Fortunately, Abbott seems to have a slightly more down-to-earth view of the situation, saying his plan to restart the state’s economy won’t be “rush the gates, everybody is able to suddenly reopen all at once.” At least he seems to realize that any such relaxing of restrictions will require the careful consideration of numerous, ever-shifting factors that—thanks to that aforementioned lack of testing and tracing—are still impossible to weigh accurately. It’s a reality that, admittedly, is uncertain and grim. No wonder some people prefer illusion.

 

Texas Pols Lapse Into Quarantine Boredom and Bad Habits

After all, most of us are just looking for any escape from the tedium of quarantine. Senator Ted Cruz, for example, spent the better part of last Saturday live-tweeting The Princess Bride. Congressman Lloyd Doggett fell prey to that most venerable of time-wasters: the joke email forward. He so enjoyed a copy-pasted routine about what Donald Trump might sound like as the captain of the Titanic that he posted it to his official government website. Meanwhile, Texas representative Lyle Larson shared some deep thoughts in the form of a little free-verse poetry, which we recommend reading over the gentle patter of bongos. 

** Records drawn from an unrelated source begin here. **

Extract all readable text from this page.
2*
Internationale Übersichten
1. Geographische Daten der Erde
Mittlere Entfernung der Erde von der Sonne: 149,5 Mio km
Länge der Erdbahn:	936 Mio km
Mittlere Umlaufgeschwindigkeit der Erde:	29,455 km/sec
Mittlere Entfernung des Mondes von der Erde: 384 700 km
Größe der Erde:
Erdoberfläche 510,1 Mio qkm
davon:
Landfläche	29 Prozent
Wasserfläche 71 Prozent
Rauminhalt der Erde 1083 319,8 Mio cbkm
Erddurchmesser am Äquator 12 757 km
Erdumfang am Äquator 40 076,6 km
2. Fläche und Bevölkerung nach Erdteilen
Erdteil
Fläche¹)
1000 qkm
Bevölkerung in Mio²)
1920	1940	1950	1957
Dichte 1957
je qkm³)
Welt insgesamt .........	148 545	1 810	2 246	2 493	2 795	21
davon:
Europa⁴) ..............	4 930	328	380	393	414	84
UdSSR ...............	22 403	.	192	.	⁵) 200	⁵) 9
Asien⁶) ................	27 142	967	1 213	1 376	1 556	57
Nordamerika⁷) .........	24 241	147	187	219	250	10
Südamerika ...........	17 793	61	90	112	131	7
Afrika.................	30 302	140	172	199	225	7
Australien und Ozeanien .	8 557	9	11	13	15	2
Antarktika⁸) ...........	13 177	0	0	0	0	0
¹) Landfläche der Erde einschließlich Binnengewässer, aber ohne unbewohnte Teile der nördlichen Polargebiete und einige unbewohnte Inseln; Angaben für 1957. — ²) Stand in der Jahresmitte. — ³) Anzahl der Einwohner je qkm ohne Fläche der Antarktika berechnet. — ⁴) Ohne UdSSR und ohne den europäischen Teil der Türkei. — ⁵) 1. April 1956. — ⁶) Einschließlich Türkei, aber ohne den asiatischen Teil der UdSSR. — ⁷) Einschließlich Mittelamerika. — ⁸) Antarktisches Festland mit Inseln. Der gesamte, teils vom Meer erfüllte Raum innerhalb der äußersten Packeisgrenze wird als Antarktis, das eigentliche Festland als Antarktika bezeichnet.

Like many of us, our political leaders are just trying to keep from going stir-crazy. This may be especially difficult for the usually wanderlust-filled former congressman turned political fund-raiser Beto O’Rourke, who’s apparently been forced to record his phone-bank appeals from some cluttered, pipe-filled corner of his basement. And while you’re searching Beto’s messages for Morse-coded blinks, also spare a thought for Texas representative Rafael Anchía, who’s been cut off from the real world for so long, he’s started to believe he can drop phrases like “my boo” and “amaze balls” with impunity. This is a slowly unfolding tragedy—not unlike the deteriorating culinary habits of Anchía’s House colleague Gina Calanni, who’s been breakfasting on Reese’s Puffs Bunnies cereal and Diet Pepsi, leaving us all to watch helplessly. Although, really, who are we to judge? As a cure for what ails you, it’s as good as any other we’ve heard lately.